L'article dans son intégralité est à retrouver dans Golias Hebdo, N° 782 (7-13 septembre 2023) disponible ici (version  payante).

11 septembre 1973, Santiago du Chili.

Le coup d’État des Forces Armées chiliennes renverse le président socialiste Salvador Allende. Une Junte militaire composée des principaux généraux de l’armée prend le pouvoir et l’ordre démocratique est rompu. Les organisations politiques et sociales sont dissoutes et les espoirs d’un peuple engagé dans la « voie chilienne vers le socialisme » sont anéantis. C’est le début de dix-sept ans de dictature, qui mettent fin au gouvernement de l’Unité populaire, une expérience inédite dans l’histoire contemporaine. Cinquante ans plus tard, le Chili traverse une période politique animée, avec une intense mobilisation lors de la révolte sociale de 2019, puis le rejet par les urnes d’une proposition d’un nouveau texte fondamental écrit notamment par des représentants de la société civile organisée en septembre 2022. En mai 2023, l’extrême-droite remportait même les nouvelles élections des conseillers constitutionnels dans un pays pourtant gouverné par le plus jeune président d’Amérique latine… Si un demi-siècle a passé depuis les images iconiques du bombardement de La Moneda et la mort suspecte du président Allende, l’héritage pinochetiste d’un État autoritaire et centralisé adossé à une économie néolibérale ensauvagée imprègne encore la société chilienne. Transformée par l’expérience du pinochetisme, celle-ci ne peut être comprise sans analyser la « démocratie pactée » avec les militaires, sans pour autant déresponsabiliser les différents gouvernements élus qui ont succédé au dictateur.

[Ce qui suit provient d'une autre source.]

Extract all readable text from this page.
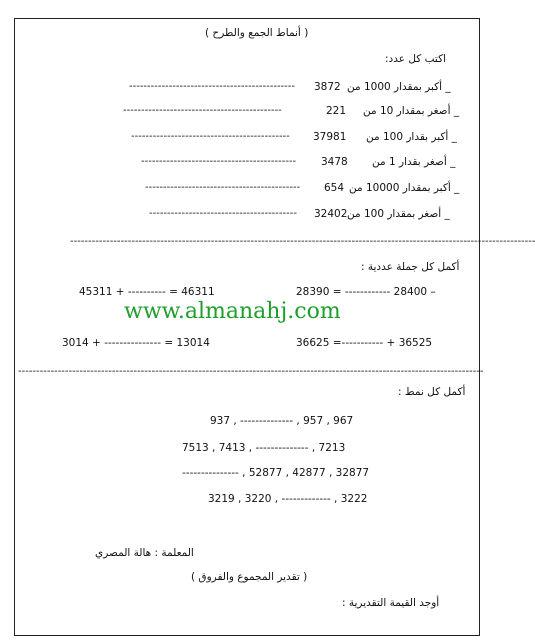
( أنماط الجمع والطرح )
اكتب كل عدد:
_ أكبر بمقدار 1000 من
3872
----------------------------------------------
_ أصغر بمقدار 10 من
221
--------------------------------------------
_ أكبر بقدار 100 من
37981
--------------------------------------------
_ أصغر بقدار 1 من
3478
-------------------------------------------
_ أكبر بمقدار 10000 من
654
-------------------------------------------
_ أصغر بمقدار 100 من
32402
-----------------------------------------
---------------------------------------------------------------------------------------------------------------------------------
أكمل كل جملة عددية :
28390 = ------------ 28400 –
45311 + ---------- = 46311
www.almanahj.com
36625 =----------- + 36525
3014 + --------------- = 13014
---------------------------------------------------------------------------------------------------------------------------------
أكمل كل نمط :
937 , -------------- , 957 , 967
7513 , 7413 , -------------- , 7213
--------------- , 52877 , 42877 , 32877
3219 , 3220 , ------------- , 3222
المعلمة : هالة المصري
( تقدير المجموع والفروق )
أوجد القيمة التقديرية :
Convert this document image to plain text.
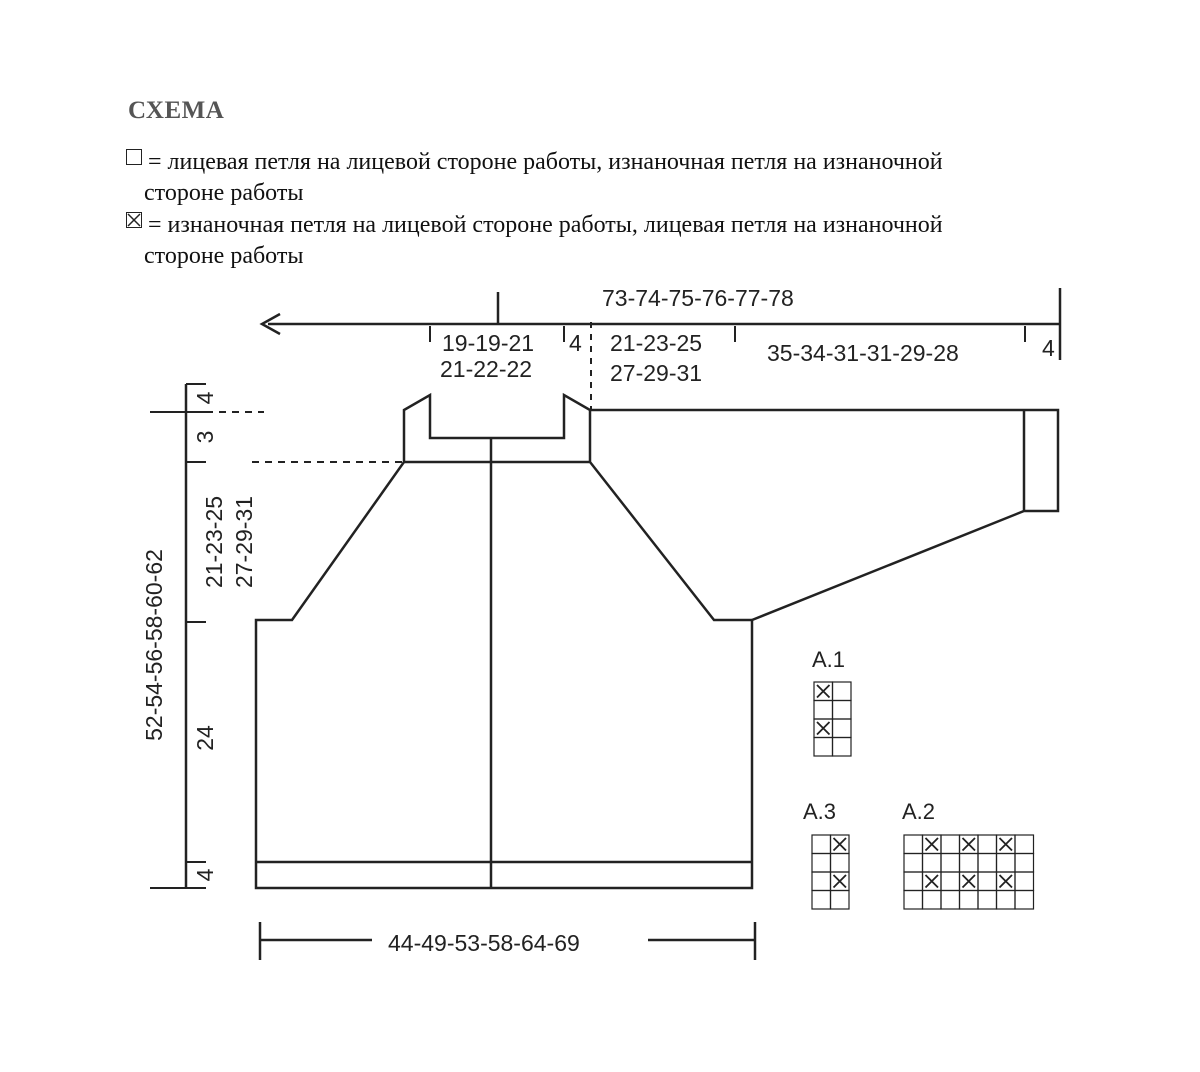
СХЕМА
= лицевая петля на лицевой стороне работы, изнаночная петля на изнаночной
стороне работы
= изнаночная петля на лицевой стороне работы, лицевая петля на изнаночной
стороне работы
73-74-75-76-77-78
19-19-21
21-22-22
4 21-23-25
27-29-31
35-34-31-31-29-28	4
52-54-56-58-60-62
4
3
21-23-25 27-29-31
24
4
44-49-53-58-64-69
A.1
A.3	A.2
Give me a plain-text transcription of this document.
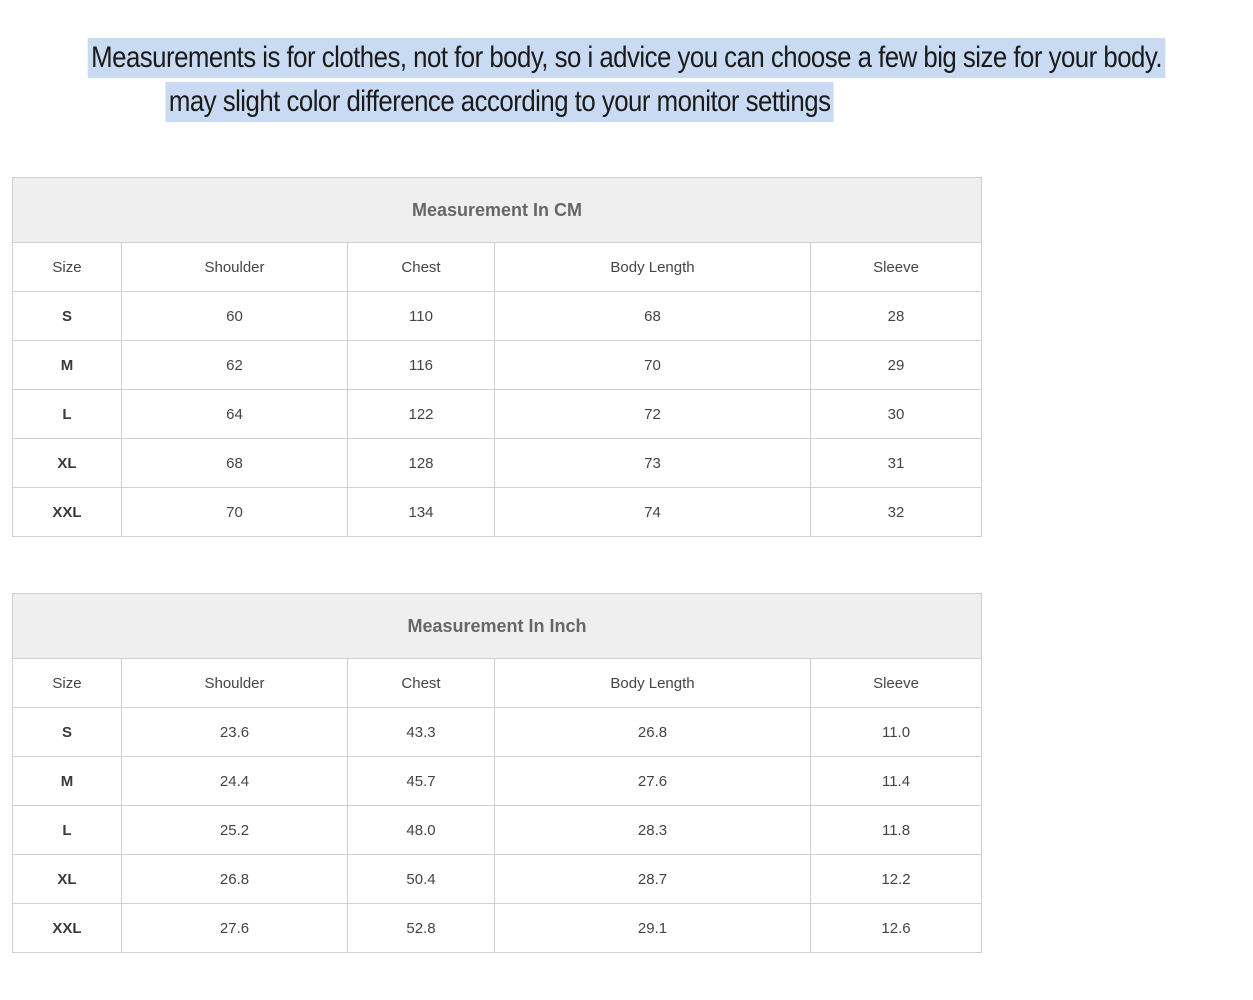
Measurements is for clothes, not for body, so i advice you can choose a few big size for your body.
may slight color difference according to your monitor settings
Measurement In CM				
Size	Shoulder	Chest	Body Length	Sleeve
S	60	110	68	28
M	62	116	70	29
L	64	122	72	30
XL	68	128	73	31
XXL	70	134	74	32
Measurement In Inch				
Size	Shoulder	Chest	Body Length	Sleeve
S	23.6	43.3	26.8	11.0
M	24.4	45.7	27.6	11.4
L	25.2	48.0	28.3	11.8
XL	26.8	50.4	28.7	12.2
XXL	27.6	52.8	29.1	12.6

À l’approche du cinquantenaire, de nouvelles approches mémorielles témoignent d’un intérêt de plus en plus marqué pour la récupération de figures marginalisées de la période de la dictature (1973-1990), avec l’ouverture de nouveaux espaces et la multiplication de projets historiques, culturels et artistiques qui dépassent le récit officiel, souvent réduit à un certain nombre de faits marquants qui ne rendent pas nécessairement compte de la diversité des mémoires et des expériences, à la fois riches et traumatisantes, de celles et ceux qui ont combattu le régime civilo-militaire. Ainsi, de nombreux récits encore enfouis dans les pages non-écrites de l’histoire continuent de surgir et mettent en lumière des parcours désobéissants et insoumis qui ont rythmé la vie des secteurs les plus touchés par la répression politique et économique à partir du golpe.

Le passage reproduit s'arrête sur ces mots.